Older human immunodeficiency virus (HIV)-1 transgenic rats are a model for HIV-1 associated neurocognitive disorders (HAND). They show behavioral changes, neuroinflammation, neuronal loss, and increased brain arachidonic acid (AA) enzymes. Aspirin (acetylsalicylate, ASA) inhibits AA oxidation by cyclooxygenase (COX)-1 and COX-2. Chronic low-dose ASA will downregulate brain AA metabolism in HIV-1 transgenic rats. Nine month-old HIV-1 transgenic and wildtype rats were given 42 days of 10mg/kg/day ASA or nothing in drinking water; eicosanoids were measured using ELISAs on microwaved brain extracts.
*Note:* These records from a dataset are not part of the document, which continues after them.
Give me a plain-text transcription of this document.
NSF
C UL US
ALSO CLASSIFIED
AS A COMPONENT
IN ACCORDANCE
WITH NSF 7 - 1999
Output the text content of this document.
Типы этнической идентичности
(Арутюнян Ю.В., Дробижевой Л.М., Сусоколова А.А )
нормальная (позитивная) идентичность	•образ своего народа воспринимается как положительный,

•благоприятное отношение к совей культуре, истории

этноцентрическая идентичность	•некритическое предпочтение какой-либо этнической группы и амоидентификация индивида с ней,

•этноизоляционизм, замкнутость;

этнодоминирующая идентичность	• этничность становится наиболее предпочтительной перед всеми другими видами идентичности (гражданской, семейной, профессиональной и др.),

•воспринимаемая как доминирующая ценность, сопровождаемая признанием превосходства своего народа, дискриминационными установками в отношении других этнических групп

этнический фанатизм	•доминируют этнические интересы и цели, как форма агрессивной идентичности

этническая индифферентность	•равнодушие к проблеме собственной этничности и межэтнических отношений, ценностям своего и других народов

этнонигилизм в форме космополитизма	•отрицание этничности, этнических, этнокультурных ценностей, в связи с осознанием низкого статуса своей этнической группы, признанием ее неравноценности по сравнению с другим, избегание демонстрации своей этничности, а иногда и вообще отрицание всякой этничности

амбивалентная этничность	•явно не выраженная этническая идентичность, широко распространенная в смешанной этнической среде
Brain 15-epi-lipoxin A4 and 8-isoprostane concentrations were significantly higher in HIV-1 transgenic than wildtype rats; these differences were prevented by ASA. ASA reduced prostaglandin E2 and leukotriene B4 concentrations in HIV-1 Tg but not wildtype rats. Thromboxane B2, 15-HETE, lipoxin A4 and resolvin D1 concentrations were unaffected by genotype or treatment. Chronic low-dose ASA reduces AA-metabolite markers of neuroinflammation and oxidative stress in a rat model for HAND.